In order to provide a lower dielectric constant than that of silicon oxide, dielectric films formed from siloxane-based resins have found use. An example of such films are those formed from poly(hydrogen)silsesquioxane resins as described for example in Collins et al., U.S. Pat. No 3,615,272 and Haluska et al. U.S. Pat. No. 4,756,977. While such films provide lower dielectric constants than CVD or PECVD silicon oxide films and also provide other benefits such as enhanced gap filling and surface planarization, typically the dielectric constants of such films are limited to approximately 3 or greater.
It is well known that the dielectric constant of the above discussed insulating films is an important factor where IC's with low power consumption, cross-talk, and signal delay are required. As IC dimensions continue to shrink, this factor increases in importance. As a result, siloxane based resin materials and methods for making such materials that can provide electrically insulating films with dielectric constants below 3 are desirable. In addition it is desirable to have siloxane-based resins and method for making such resins that provide low dielectric constant films which have a high resistance to cracking. Also, it is desirable for such siloxane-based resins to provide low dielectric constant films by standard processing techniques.
It is known that the dielectric constant of solid films decrease with a decrease in density of the film material. Therefore considerable work is being conducted to develop porous insulating films for use on semiconductor devices.
Kapoor, U.S. Pat. No. 5,494,859, describes a low dielectric constant insulating layer for an integrated circuit structure and a method of making the layer. A porous layer is formed by depositing on a structure a composite layer comprising an insulating matrix material and a material which can be converted to a gas upon subjection to a converting process. Release of the gas leaves behind a porous matrix of the insulating material which has a lower dielectric constant than the composite layer. The matrix forming material is typically silicon oxide and the material which can be converted to a gas upon subjection to a converting process is exemplified by carbon.
Hedrick et al., U.S. Pat. No. 5,776,990, describe an insulating foamed polymer having a pore size less than about 100 nm made from a copolymer comprising a matrix polymer and a thermally decomposable polymer by heating the copolymer above the decomposition temperature of the decomposable polymer. The copolymers described are organic polymers that do not contain silicon atoms.

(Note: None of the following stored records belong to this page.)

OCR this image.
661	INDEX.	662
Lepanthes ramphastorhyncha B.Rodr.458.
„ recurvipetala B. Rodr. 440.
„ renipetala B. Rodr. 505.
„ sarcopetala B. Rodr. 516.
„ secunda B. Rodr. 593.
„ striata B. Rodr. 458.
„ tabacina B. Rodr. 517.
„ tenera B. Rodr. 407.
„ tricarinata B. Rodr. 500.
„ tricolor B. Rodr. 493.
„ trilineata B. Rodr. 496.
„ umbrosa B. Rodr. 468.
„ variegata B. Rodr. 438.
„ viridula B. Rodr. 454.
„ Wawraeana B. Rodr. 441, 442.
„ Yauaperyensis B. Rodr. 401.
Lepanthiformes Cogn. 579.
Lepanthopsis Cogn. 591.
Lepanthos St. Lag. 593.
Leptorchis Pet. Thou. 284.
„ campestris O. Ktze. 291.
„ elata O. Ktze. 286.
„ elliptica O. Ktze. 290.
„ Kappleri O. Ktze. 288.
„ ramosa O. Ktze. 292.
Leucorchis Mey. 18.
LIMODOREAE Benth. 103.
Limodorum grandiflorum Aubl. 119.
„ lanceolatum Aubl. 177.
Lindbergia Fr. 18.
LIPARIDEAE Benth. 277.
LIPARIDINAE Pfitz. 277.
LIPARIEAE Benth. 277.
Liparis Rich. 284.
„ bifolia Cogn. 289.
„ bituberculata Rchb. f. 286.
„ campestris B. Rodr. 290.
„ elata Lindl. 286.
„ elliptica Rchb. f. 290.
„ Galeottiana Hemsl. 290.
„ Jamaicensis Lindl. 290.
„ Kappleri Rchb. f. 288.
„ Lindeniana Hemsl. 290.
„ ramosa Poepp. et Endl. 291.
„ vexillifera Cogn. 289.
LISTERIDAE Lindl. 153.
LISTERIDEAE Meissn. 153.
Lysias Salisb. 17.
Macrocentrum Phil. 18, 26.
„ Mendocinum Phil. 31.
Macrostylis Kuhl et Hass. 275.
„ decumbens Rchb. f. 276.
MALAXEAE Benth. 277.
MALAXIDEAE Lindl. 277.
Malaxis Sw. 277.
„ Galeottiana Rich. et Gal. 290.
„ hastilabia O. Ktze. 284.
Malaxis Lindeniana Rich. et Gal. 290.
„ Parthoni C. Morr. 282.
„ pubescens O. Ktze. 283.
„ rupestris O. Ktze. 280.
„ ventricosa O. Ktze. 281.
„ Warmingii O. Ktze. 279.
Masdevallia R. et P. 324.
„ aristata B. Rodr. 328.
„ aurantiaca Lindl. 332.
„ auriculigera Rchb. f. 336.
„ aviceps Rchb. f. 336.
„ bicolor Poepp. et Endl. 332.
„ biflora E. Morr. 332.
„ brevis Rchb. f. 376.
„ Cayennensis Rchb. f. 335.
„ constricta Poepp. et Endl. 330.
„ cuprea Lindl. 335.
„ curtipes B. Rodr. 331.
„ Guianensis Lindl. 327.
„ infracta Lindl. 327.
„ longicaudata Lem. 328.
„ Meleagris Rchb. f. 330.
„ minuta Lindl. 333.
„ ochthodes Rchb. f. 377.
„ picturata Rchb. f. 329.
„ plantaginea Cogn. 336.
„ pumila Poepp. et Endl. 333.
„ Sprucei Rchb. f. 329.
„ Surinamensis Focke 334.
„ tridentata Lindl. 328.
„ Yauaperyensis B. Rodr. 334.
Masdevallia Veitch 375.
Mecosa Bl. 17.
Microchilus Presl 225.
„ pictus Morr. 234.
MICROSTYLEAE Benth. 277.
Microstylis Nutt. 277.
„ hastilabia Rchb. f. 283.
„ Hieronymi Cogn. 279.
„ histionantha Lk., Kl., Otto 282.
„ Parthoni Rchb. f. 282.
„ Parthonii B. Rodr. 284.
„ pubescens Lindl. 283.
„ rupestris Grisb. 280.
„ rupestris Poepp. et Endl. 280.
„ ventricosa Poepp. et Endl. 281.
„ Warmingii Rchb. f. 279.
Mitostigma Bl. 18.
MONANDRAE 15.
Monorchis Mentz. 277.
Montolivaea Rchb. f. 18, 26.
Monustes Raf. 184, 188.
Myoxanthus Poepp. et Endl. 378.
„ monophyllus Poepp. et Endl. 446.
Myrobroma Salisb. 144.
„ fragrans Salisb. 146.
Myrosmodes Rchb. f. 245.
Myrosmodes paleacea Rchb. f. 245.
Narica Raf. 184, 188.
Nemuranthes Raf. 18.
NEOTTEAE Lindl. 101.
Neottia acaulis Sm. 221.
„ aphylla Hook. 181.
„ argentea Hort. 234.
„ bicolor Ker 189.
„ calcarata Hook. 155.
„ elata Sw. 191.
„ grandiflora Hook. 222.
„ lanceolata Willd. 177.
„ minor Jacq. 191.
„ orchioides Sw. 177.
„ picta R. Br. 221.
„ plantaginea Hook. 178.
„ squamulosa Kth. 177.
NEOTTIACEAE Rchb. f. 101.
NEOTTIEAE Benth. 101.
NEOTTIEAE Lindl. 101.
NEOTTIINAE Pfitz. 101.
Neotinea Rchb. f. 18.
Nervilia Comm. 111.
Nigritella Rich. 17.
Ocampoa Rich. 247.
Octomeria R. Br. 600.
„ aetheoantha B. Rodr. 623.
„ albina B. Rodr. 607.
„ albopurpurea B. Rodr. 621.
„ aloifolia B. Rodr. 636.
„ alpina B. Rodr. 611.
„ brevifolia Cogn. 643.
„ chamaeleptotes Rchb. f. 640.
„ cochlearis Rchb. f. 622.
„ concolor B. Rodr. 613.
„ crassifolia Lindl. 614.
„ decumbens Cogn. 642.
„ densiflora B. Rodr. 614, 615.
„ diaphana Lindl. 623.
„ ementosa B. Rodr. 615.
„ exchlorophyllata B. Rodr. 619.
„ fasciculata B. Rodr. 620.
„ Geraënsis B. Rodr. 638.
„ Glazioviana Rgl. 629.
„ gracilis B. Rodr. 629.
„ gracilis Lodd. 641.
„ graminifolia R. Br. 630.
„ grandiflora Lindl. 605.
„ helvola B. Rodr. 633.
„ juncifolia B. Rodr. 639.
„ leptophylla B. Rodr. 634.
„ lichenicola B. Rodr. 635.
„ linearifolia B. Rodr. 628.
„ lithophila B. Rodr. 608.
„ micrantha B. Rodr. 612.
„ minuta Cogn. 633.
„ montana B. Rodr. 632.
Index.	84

Smith et al., WO 98/49721, describe a process for forming a nanoporous dielectric coating on a substrate. The process comprises the steps of blending an alkoxysilane with a solvent composition and optional water; depositing the mixture onto a substrate while evaporating at least a portion of the solvent; placing the substrate in a sealed chamber and evacuating the chamber to a pressure below atmospheric pressure; exposing the substrate to water vapor at a pressure below atmospheric pressure and then exposing the substrate to base vapor.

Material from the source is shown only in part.